'Yes, sir.'
'Goddam planners sure think of everything,' Barney said bitterly. 'What about his legs?'
'We're - er - sir, the hospital is fully equipped.'
'And that stuff you pumped in. How long will it hold him?'
'Eight hours or so. But we can continue sedation - '
Barney said, 'You're not a doctor, boy.'
'No, sir. But I've been trained - '
'Wait a minute, wait a minute.' He thought for a moment. 'Okay, now listen. You, Carson, you tell your boys this thing's Private, right? And I mean it. Anybody talks, I'll have his skin. We move Mr Kelleher to the hospital and we keep the poor bastard immobilized. You - ' he turned to the orderly - 'you get on the radio to Thule and talk to the doctors. I know diagnosis by radio is a bad substitute, but it's all we've got. And tell the radio room no talking. Okay, son? So get the jacket, then get busy.'
As the medic departed, Smales closed the door behind him. 'Now listen. There's no ducking this. We got real bad news here. We're under strain, and that goes for every man in the place. If the strain can get to Kelleher, it can get to any man here. So, as far as we can, we keep it real quiet. Sooner or later it will get out, a few hours maybe, it'll be right round Camp Hundred. But those hours could be important. The maintenance crews have two of the three generators stripped right down. The third's not gonna work at all. We're cannibalizing it now. And we're running this whole place on that one machine you, Mr Bowes, brought up from Belvoir. And that little piece of information is secret, too. Not totally secret, and not for long, just like Kelleher. But, with luck, we'll have the big generators back on line tonight, one if not two, and with both generators on line, we don't have to worry too much about the reactor. But those hours are important. So what I want is I want Kelleher in that hospital and two men with him, plus the medic. You, Bowes, and you, Allen. Right? If it's safe, the medic continues sedation. If Kelleher breaks loose again, three of you ought to be able to handle him. Okay?'
Half an hour later Master Sergeant Allen and I sat staring moodily at each other across the doctor's desk. Kelleher had been brought along from the reactor trench in a sled, his face hidden, and was now in the little hospital's ward, straitjacketed, canvas-covered from neck to feet, strapped to the steel cot. The anaesthetic held him deep under. I had been unhappily aware, as we moved him and fastened him down, of how corpse-like he was.

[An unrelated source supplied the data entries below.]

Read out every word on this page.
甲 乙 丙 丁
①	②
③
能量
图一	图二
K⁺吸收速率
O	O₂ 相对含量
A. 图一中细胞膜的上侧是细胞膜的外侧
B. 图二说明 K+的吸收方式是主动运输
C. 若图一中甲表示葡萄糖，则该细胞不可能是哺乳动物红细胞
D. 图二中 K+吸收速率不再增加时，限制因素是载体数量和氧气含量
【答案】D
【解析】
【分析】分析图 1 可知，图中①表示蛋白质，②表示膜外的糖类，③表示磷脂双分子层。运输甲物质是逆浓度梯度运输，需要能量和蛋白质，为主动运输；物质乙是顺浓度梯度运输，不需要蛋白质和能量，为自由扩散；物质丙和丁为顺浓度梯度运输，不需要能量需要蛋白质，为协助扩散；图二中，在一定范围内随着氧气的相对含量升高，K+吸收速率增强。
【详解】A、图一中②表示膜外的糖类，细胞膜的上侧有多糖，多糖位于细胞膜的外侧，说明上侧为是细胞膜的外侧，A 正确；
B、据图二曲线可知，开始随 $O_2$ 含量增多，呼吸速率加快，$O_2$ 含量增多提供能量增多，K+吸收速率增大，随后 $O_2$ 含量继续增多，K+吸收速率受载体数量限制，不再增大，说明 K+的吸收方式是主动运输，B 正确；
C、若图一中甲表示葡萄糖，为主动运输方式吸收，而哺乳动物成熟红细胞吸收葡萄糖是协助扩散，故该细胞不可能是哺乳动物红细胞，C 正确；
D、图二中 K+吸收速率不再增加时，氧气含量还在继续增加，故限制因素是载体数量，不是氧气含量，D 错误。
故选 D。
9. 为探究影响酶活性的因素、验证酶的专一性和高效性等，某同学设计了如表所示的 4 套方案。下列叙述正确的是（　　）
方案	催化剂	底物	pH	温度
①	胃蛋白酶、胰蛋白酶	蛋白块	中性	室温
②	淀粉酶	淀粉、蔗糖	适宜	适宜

Allen lit a cigarette and rose. 'One of us better be in there.'
I said, 'Both.'
Allen shook his head. 'No. Better he's quiet. Two of us, we're gonna talk.'
'All right.'
'When the medic comes, send him right in.'
The medic didn't come for a long time, and when he did it was with bad news. There was no radio contact with either Belvoir or Thule. He looked in on Kelleher, then spent an hour searching through the little library of medical books Kirton had kept, his face growing longer and more puzzled. Unable to help, I was careful not to watch him and kept my head bent over a paperback novel I'd found. Suddenly he swore aloud, and as I looked up he banged a book back on to the shelf. To my surprise, his eyes were wet.
He spread his arms, and let them fall weakly to his sides. 'Jesus, what do I do?’’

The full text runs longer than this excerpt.